Current Work is a lecture series featuring leading figures in the worlds of architecture, urbanism, design, and art.
The 2022–23 Current Work series examines projects and firms enacting new modes of architectural practice, collaboration, and community engagement.
Cairo’s Al-Khalifa neighborhood houses an extraordinary density of historic sites, from mosques and cemeteries to museums and public space. Since 2012, Megawra, an Egyptian nonprofit architectural office, has partnered with the Built Environment Collective (BEC), a local cultural and urban development organization, to conserve and revitalize this district.
Named the Athar Lina Initiative (“the monument is ours”), this place-based project envisions historic sites as a resource, not a burden. Under the leadership of architect May al-Ibrashy, Megawra – BEC has implemented a wide range of programs oriented not only toward research and architectural conservation, but also toward citizen participation, community education, and the revival of traditional crafts.
Alongside this work, the practice produces Megawra Papers, a series of publications documenting Megawra – BEC’s applied research and its wider implications for the fields of historic conservation and urban revitalization.
Recent projects include:
- Al-Imam al-Shafi’i Mausoleum Conservation Project and Visitors’ Centre, the structural and aesthetic conservation of a historic mausoleum and the addition of an onsite visitors’ center
- Al-Khalifa Park, a public park whose irrigation system reuses groundwater from two local thirteenth-century domes
- Al-Hattaba Development Project, a community-driven master plan for a historic neighborhood previously slated for demolition.
May al-Ibrashy is chair of the Built Environment Collective (BEC) and principal of Megawra.

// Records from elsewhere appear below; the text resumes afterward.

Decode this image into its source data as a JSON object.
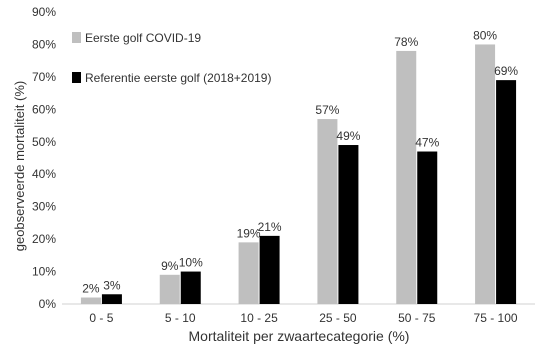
{
  "chart_data": {
    "type": "bar",
    "title": "",
    "xlabel": "Mortaliteit per zwaartecategorie (%)",
    "ylabel": "geobserveerde mortaliteit (%)",
    "categories": [
      "0 - 5",
      "5 - 10",
      "10 - 25",
      "25 - 50",
      "50 - 75",
      "75 - 100"
    ],
    "ylim": [
      0,
      90
    ],
    "yticks": [
      0,
      10,
      20,
      30,
      40,
      50,
      60,
      70,
      80,
      90
    ],
    "ytick_labels": [
      "0%",
      "10%",
      "20%",
      "30%",
      "40%",
      "50%",
      "60%",
      "70%",
      "80%",
      "90%"
    ],
    "grid": false,
    "legend_position": "top-left",
    "series": [
      {
        "name": "Eerste golf COVID-19",
        "color": "#bfbfbf",
        "values": [
          2,
          9,
          19,
          57,
          78,
          80
        ],
        "labels": [
          "2%",
          "9%",
          "19%",
          "57%",
          "78%",
          "80%"
        ]
      },
      {
        "name": "Referentie eerste golf (2018+2019)",
        "color": "#000000",
        "values": [
          3,
          10,
          21,
          49,
          47,
          69
        ],
        "labels": [
          "3%",
          "10%",
          "21%",
          "49%",
          "47%",
          "69%"
        ]
      }
    ]
  }
}
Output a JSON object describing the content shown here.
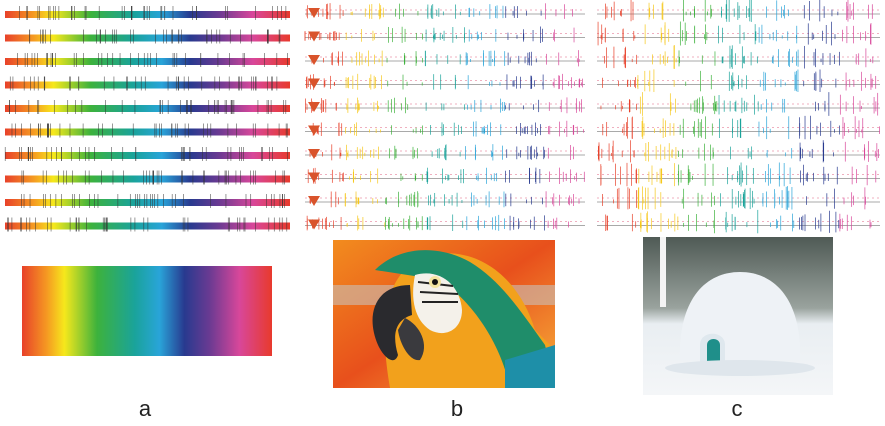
{
  "panels": [
    {
      "label": "a"
    },
    {
      "label": "b"
    },
    {
      "label": "c"
    }
  ]
}
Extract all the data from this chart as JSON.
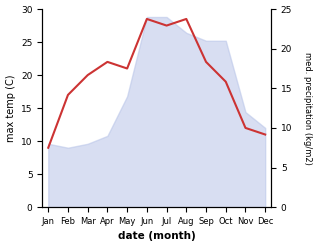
{
  "months": [
    "Jan",
    "Feb",
    "Mar",
    "Apr",
    "May",
    "Jun",
    "Jul",
    "Aug",
    "Sep",
    "Oct",
    "Nov",
    "Dec"
  ],
  "temperature": [
    9,
    17,
    20,
    22,
    21,
    28.5,
    27.5,
    28.5,
    22,
    19,
    12,
    11
  ],
  "precipitation": [
    8,
    7.5,
    8,
    9,
    14,
    24,
    24,
    22,
    21,
    21,
    12,
    10
  ],
  "temp_color": "#cc3333",
  "precip_fill_color": "#b8c4e8",
  "title": "",
  "xlabel": "date (month)",
  "ylabel_left": "max temp (C)",
  "ylabel_right": "med. precipitation (kg/m2)",
  "ylim_left": [
    0,
    30
  ],
  "ylim_right": [
    0,
    25
  ],
  "bg_color": "#ffffff",
  "temp_linewidth": 1.5,
  "precip_alpha": 0.55
}
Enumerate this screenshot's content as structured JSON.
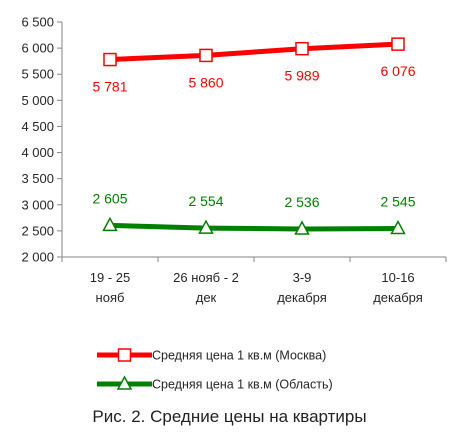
{
  "caption": "Рис. 2. Средние цены на квартиры",
  "chart_data": {
    "type": "line",
    "categories": [
      [
        "19 - 25",
        "нояб"
      ],
      [
        "26 нояб - 2",
        "дек"
      ],
      [
        "3-9",
        "декабря"
      ],
      [
        "10-16",
        "декабря"
      ]
    ],
    "ylim": [
      2000,
      6500
    ],
    "yticks": [
      2000,
      2500,
      3000,
      3500,
      4000,
      4500,
      5000,
      5500,
      6000,
      6500
    ],
    "ytick_labels": [
      "2 000",
      "2 500",
      "3 000",
      "3 500",
      "4 000",
      "4 500",
      "5 000",
      "5 500",
      "6 000",
      "6 500"
    ],
    "grid": false,
    "legend_position": "bottom",
    "series": [
      {
        "name": "Средняя цена 1 кв.м (Москва)",
        "values": [
          5781,
          5860,
          5989,
          6076
        ],
        "labels": [
          "5 781",
          "5 860",
          "5 989",
          "6 076"
        ],
        "color": "#ff0000",
        "marker": "square"
      },
      {
        "name": "Средняя цена 1 кв.м (Область)",
        "values": [
          2605,
          2554,
          2536,
          2545
        ],
        "labels": [
          "2 605",
          "2 554",
          "2 536",
          "2 545"
        ],
        "color": "#008000",
        "marker": "triangle"
      }
    ]
  }
}
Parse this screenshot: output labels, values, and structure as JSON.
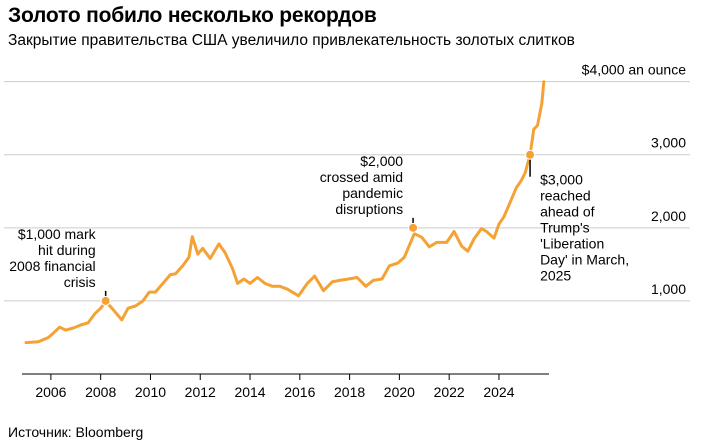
{
  "header": {
    "title": "Золото побило несколько рекордов",
    "subtitle": "Закрытие правительства США увеличило привлекательность золотых слитков"
  },
  "footer": {
    "source": "Источник: Bloomberg"
  },
  "colors": {
    "line": "#f5a235",
    "gridline": "#cccccc",
    "axis": "#000000",
    "text": "#000000"
  },
  "chart_data": {
    "type": "line",
    "title": "",
    "xlabel": "",
    "ylabel": "",
    "xlim": [
      2005.0,
      2025.85
    ],
    "ylim": [
      0,
      4050
    ],
    "y_ticks": [
      {
        "value": 1000,
        "label": "1,000"
      },
      {
        "value": 2000,
        "label": "2,000"
      },
      {
        "value": 3000,
        "label": "3,000"
      },
      {
        "value": 4000,
        "label": "$4,000 an ounce"
      }
    ],
    "x_ticks": [
      {
        "value": 2006,
        "label": "2006"
      },
      {
        "value": 2008,
        "label": "2008"
      },
      {
        "value": 2010,
        "label": "2010"
      },
      {
        "value": 2012,
        "label": "2012"
      },
      {
        "value": 2014,
        "label": "2014"
      },
      {
        "value": 2016,
        "label": "2016"
      },
      {
        "value": 2018,
        "label": "2018"
      },
      {
        "value": 2020,
        "label": "2020"
      },
      {
        "value": 2022,
        "label": "2022"
      },
      {
        "value": 2024,
        "label": "2024"
      }
    ],
    "grid": "horizontal",
    "series": [
      {
        "name": "",
        "x": [
          2005.0,
          2005.5,
          2005.9,
          2006.1,
          2006.35,
          2006.6,
          2006.9,
          2007.2,
          2007.5,
          2007.75,
          2008.0,
          2008.2,
          2008.45,
          2008.7,
          2008.85,
          2009.1,
          2009.4,
          2009.7,
          2009.95,
          2010.2,
          2010.5,
          2010.8,
          2011.0,
          2011.3,
          2011.55,
          2011.68,
          2011.9,
          2012.1,
          2012.4,
          2012.75,
          2013.0,
          2013.3,
          2013.5,
          2013.75,
          2014.0,
          2014.3,
          2014.6,
          2014.9,
          2015.2,
          2015.5,
          2015.95,
          2016.3,
          2016.6,
          2016.95,
          2017.3,
          2017.6,
          2017.95,
          2018.3,
          2018.65,
          2018.95,
          2019.3,
          2019.6,
          2019.95,
          2020.2,
          2020.6,
          2020.9,
          2021.2,
          2021.5,
          2021.9,
          2022.2,
          2022.5,
          2022.75,
          2023.0,
          2023.3,
          2023.5,
          2023.8,
          2024.0,
          2024.2,
          2024.45,
          2024.7,
          2024.9,
          2025.05,
          2025.25,
          2025.4,
          2025.55,
          2025.72,
          2025.8
        ],
        "values": [
          430,
          440,
          500,
          560,
          640,
          600,
          630,
          670,
          700,
          820,
          900,
          990,
          900,
          800,
          740,
          900,
          930,
          1000,
          1120,
          1120,
          1240,
          1360,
          1370,
          1480,
          1600,
          1880,
          1640,
          1720,
          1580,
          1780,
          1660,
          1440,
          1240,
          1300,
          1240,
          1320,
          1240,
          1200,
          1200,
          1160,
          1070,
          1240,
          1340,
          1140,
          1260,
          1280,
          1300,
          1320,
          1200,
          1280,
          1300,
          1480,
          1520,
          1600,
          1920,
          1870,
          1740,
          1800,
          1800,
          1950,
          1750,
          1680,
          1850,
          1990,
          1950,
          1860,
          2050,
          2150,
          2350,
          2550,
          2650,
          2750,
          3000,
          3350,
          3400,
          3700,
          4000
        ]
      }
    ],
    "annotations": [
      {
        "x": 2008.2,
        "y": 1000,
        "lines": [
          "$1,000 mark",
          "hit during",
          "2008 financial",
          "crisis"
        ]
      },
      {
        "x": 2020.55,
        "y": 2000,
        "lines": [
          "$2,000",
          "crossed amid",
          "pandemic",
          "disruptions"
        ]
      },
      {
        "x": 2025.25,
        "y": 3000,
        "lines": [
          "$3,000",
          "reached",
          "ahead of",
          "Trump's",
          "'Liberation",
          "Day' in March,",
          "2025"
        ]
      }
    ]
  }
}
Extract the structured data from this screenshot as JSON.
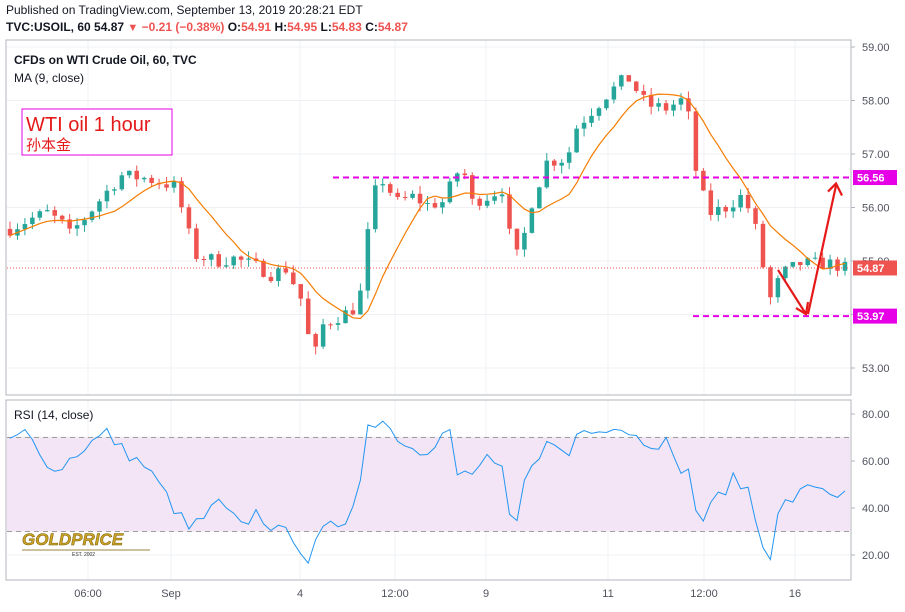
{
  "header": {
    "published": "Published on TradingView.com, September 13, 2019 20:28:21 EDT",
    "symbol": "TVC:USOIL, 60",
    "last": "54.87",
    "down_arrow": "▼",
    "change": "−0.21 (−0.38%)",
    "o_label": "O:",
    "o": "54.91",
    "h_label": "H:",
    "h": "54.95",
    "l_label": "L:",
    "l": "54.83",
    "c_label": "C:",
    "c": "54.87"
  },
  "legend": {
    "instrument": "CFDs on WTI Crude Oil, 60, TVC",
    "ma": "MA (9, close)",
    "rsi": "RSI (14, close)"
  },
  "annotation": {
    "title": "WTI oil 1 hour",
    "subtitle": "孙本金"
  },
  "watermark": {
    "brand": "GOLDPRICE",
    "est": "EST. 2002"
  },
  "colors": {
    "up": "#26a69a",
    "down": "#ef5350",
    "ma": "#f57c00",
    "rsi": "#2196f3",
    "level": "#e600e6",
    "arrow": "#e61919",
    "rsi_band": "#f3e5f5"
  },
  "chart_data": [
    {
      "type": "candlestick",
      "title": "CFDs on WTI Crude Oil, 60, TVC",
      "ylim": [
        52.8,
        59.1
      ],
      "y_ticks": [
        "59.00",
        "58.00",
        "57.00",
        "56.00",
        "55.00",
        "54.00",
        "53.00"
      ],
      "x_ticks": [
        "06:00",
        "Sep",
        "4",
        "12:00",
        "9",
        "11",
        "12:00",
        "16"
      ],
      "close_path": [
        [
          0,
          55.6
        ],
        [
          3,
          55.8
        ],
        [
          5,
          55.9
        ],
        [
          7,
          55.7
        ],
        [
          8,
          55.5
        ],
        [
          10,
          55.8
        ],
        [
          13,
          56.3
        ],
        [
          15,
          56.6
        ],
        [
          18,
          56.55
        ],
        [
          22,
          56.4
        ],
        [
          23,
          56.0
        ],
        [
          24,
          55.5
        ],
        [
          25,
          55.1
        ],
        [
          28,
          55.0
        ],
        [
          30,
          55.05
        ],
        [
          33,
          54.9
        ],
        [
          35,
          54.75
        ],
        [
          37,
          54.85
        ],
        [
          38,
          54.6
        ],
        [
          39,
          54.3
        ],
        [
          40,
          53.6
        ],
        [
          41,
          53.3
        ],
        [
          42,
          53.8
        ],
        [
          44,
          53.95
        ],
        [
          46,
          54.1
        ],
        [
          47,
          54.4
        ],
        [
          48,
          55.5
        ],
        [
          49,
          56.3
        ],
        [
          50,
          56.5
        ],
        [
          52,
          56.1
        ],
        [
          54,
          56.2
        ],
        [
          56,
          56.05
        ],
        [
          58,
          56.1
        ],
        [
          60,
          56.65
        ],
        [
          61,
          56.6
        ],
        [
          62,
          56.1
        ],
        [
          64,
          56.2
        ],
        [
          66,
          56.35
        ],
        [
          67,
          55.5
        ],
        [
          68,
          55.1
        ],
        [
          69,
          55.5
        ],
        [
          70,
          56.1
        ],
        [
          72,
          56.85
        ],
        [
          74,
          56.9
        ],
        [
          75,
          57.05
        ],
        [
          76,
          57.5
        ],
        [
          78,
          57.8
        ],
        [
          80,
          58.1
        ],
        [
          82,
          58.35
        ],
        [
          83,
          58.4
        ],
        [
          84,
          58.2
        ],
        [
          85,
          58.0
        ],
        [
          86,
          57.9
        ],
        [
          88,
          57.85
        ],
        [
          90,
          58.0
        ],
        [
          91,
          57.7
        ],
        [
          92,
          56.7
        ],
        [
          93,
          56.2
        ],
        [
          94,
          55.9
        ],
        [
          96,
          56.0
        ],
        [
          98,
          56.2
        ],
        [
          99,
          56.0
        ],
        [
          100,
          55.6
        ],
        [
          101,
          54.9
        ],
        [
          102,
          54.3
        ],
        [
          103,
          54.6
        ],
        [
          104,
          54.8
        ],
        [
          106,
          54.95
        ],
        [
          108,
          54.95
        ],
        [
          110,
          54.95
        ],
        [
          112,
          54.87
        ]
      ],
      "rsi_ylim": [
        12,
        84
      ],
      "rsi_ticks": [
        "80.00",
        "60.00",
        "40.00",
        "20.00"
      ],
      "rsi_band": [
        30,
        70
      ],
      "rsi_path": [
        [
          0,
          68
        ],
        [
          2,
          72
        ],
        [
          4,
          65
        ],
        [
          6,
          55
        ],
        [
          7,
          58
        ],
        [
          10,
          66
        ],
        [
          13,
          72
        ],
        [
          15,
          65
        ],
        [
          18,
          58
        ],
        [
          20,
          50
        ],
        [
          22,
          40
        ],
        [
          24,
          31
        ],
        [
          26,
          36
        ],
        [
          28,
          42
        ],
        [
          31,
          32
        ],
        [
          33,
          38
        ],
        [
          36,
          30
        ],
        [
          38,
          28
        ],
        [
          40,
          18
        ],
        [
          42,
          30
        ],
        [
          45,
          35
        ],
        [
          47,
          52
        ],
        [
          48,
          75
        ],
        [
          50,
          78
        ],
        [
          52,
          70
        ],
        [
          54,
          68
        ],
        [
          56,
          62
        ],
        [
          58,
          70
        ],
        [
          59,
          72
        ],
        [
          60,
          54
        ],
        [
          62,
          55
        ],
        [
          64,
          60
        ],
        [
          66,
          55
        ],
        [
          67,
          36
        ],
        [
          68,
          34
        ],
        [
          69,
          50
        ],
        [
          70,
          60
        ],
        [
          72,
          67
        ],
        [
          74,
          65
        ],
        [
          75,
          62
        ],
        [
          76,
          72
        ],
        [
          79,
          75
        ],
        [
          82,
          74
        ],
        [
          83,
          73
        ],
        [
          84,
          70
        ],
        [
          86,
          68
        ],
        [
          88,
          68
        ],
        [
          89,
          60
        ],
        [
          91,
          55
        ],
        [
          92,
          40
        ],
        [
          93,
          35
        ],
        [
          95,
          45
        ],
        [
          97,
          52
        ],
        [
          99,
          48
        ],
        [
          100,
          35
        ],
        [
          101,
          26
        ],
        [
          102,
          20
        ],
        [
          103,
          36
        ],
        [
          104,
          42
        ],
        [
          106,
          46
        ],
        [
          108,
          50
        ],
        [
          110,
          47
        ],
        [
          112,
          45
        ]
      ],
      "levels": [
        {
          "value": 56.56,
          "label": "56.56"
        },
        {
          "value": 53.97,
          "label": "53.97"
        }
      ],
      "last_price": {
        "value": 54.87,
        "label": "54.87"
      }
    }
  ]
}
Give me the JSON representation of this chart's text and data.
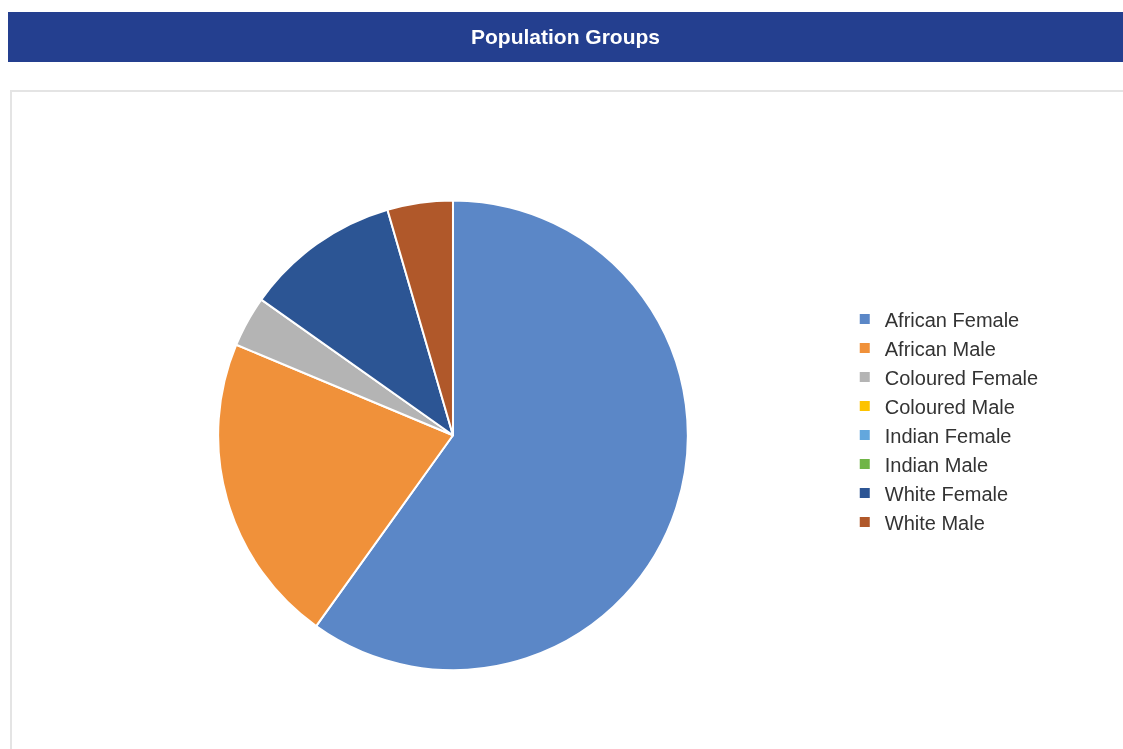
{
  "chart_data": {
    "type": "pie",
    "title": "Population Groups",
    "categories": [
      "African Female",
      "African Male",
      "Coloured Female",
      "Coloured Male",
      "Indian Female",
      "Indian Male",
      "White Female",
      "White Male"
    ],
    "values": [
      59.9,
      21.4,
      3.5,
      0,
      0,
      0,
      10.7,
      4.5
    ],
    "colors": [
      "#5b87c7",
      "#f0913a",
      "#b4b4b4",
      "#fdc300",
      "#63a7dd",
      "#70b547",
      "#2c5594",
      "#b0582a"
    ],
    "legend": "right"
  }
}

She holds a bachelor’s in architectural engineering from Ain Shams University in Cairo, a master’s in the history of Islamic art and architecture from the University of London (UoL), and a PhD in archaeology, also from UoL. She is an honorary professor of practice at the UoL’s School of Oriental and African Studies (SOAS) and received a 2022 Prince Claus Impact Award.
This program will be moderated by Randall Mason. Mason is a professor at the University of Pennsylvania’s Weitzman School of Design and the founding director of the school’s Center for the Preservation of Civil Rights Sites. He formerly served as the executive director of PennPraxis and chair of Penn’s Graduate Program in Historic Preservation.
This program is supported, in part, by public funds from the New York City Department of Cultural Affairs in partnership with the City Council, and by the New York State Council on the Arts with the support of the Office of the Governor and the New York State Legislature.
The event is co-presented by The Irwin S. Chanin School of Architecture of The Cooper Union.